The first time I ran the process I ran into two problems.

Problem #1:

Unless you specify pctfree 0 in the index create scripts it will use the tablespace default which in my case was 10%. Because these partitions exceed 100gig each and sometimes more I was basically wasting 10+ gig per partition and after 18 partition loads it was over 200gig of wasted space.

Problem #2:

I had specified parallel in the index create scripts but not specified degree or instance relying instead on Oracle to make the right choices with regard to both of these parameters. I also was multitasking the index creation and running three of them simultaneously, thinking that with a 3 Node RAC system this would not be a problem.
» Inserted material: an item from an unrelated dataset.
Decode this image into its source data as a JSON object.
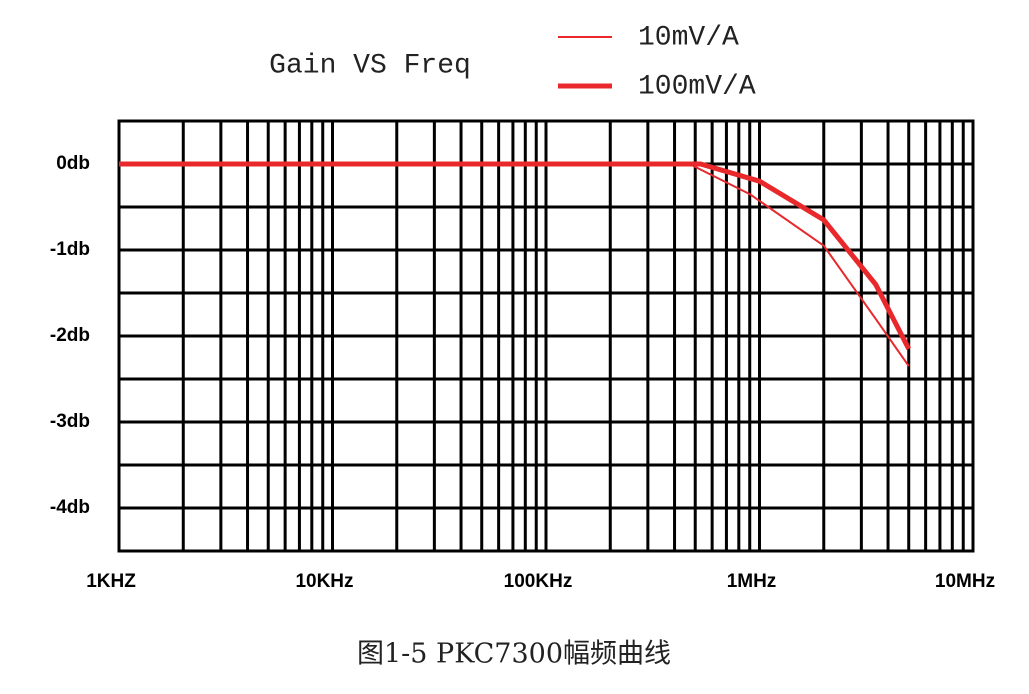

Upon running them though I was finding that the average index creation time was 8-10 hours each! This was certainly unacceptable as I have over 50 indexes to create in the database.

Solution:

I reworked the scripts and dropped the tablespaces. I added pctfree 0 to the scripts and kept the parallel at the default level but decided to run them one at a time. To my surprise the indexes were each completing in about 1 to 1.5 hours each! When I looked at the session this time oracle had created 32 parallel processes per node and was churning away using all the resources that it could and it was fast! I decided to post on this because I attended the Southeast Oracle Users's conference today and while listening in on one of the presentations the presenter suggested that we should ALWAYS specify the degree of parallelism and instantiation. In this case it is not true. Hope you enjoyed reading and until next time.

Bill Schoonmaker
Database Guy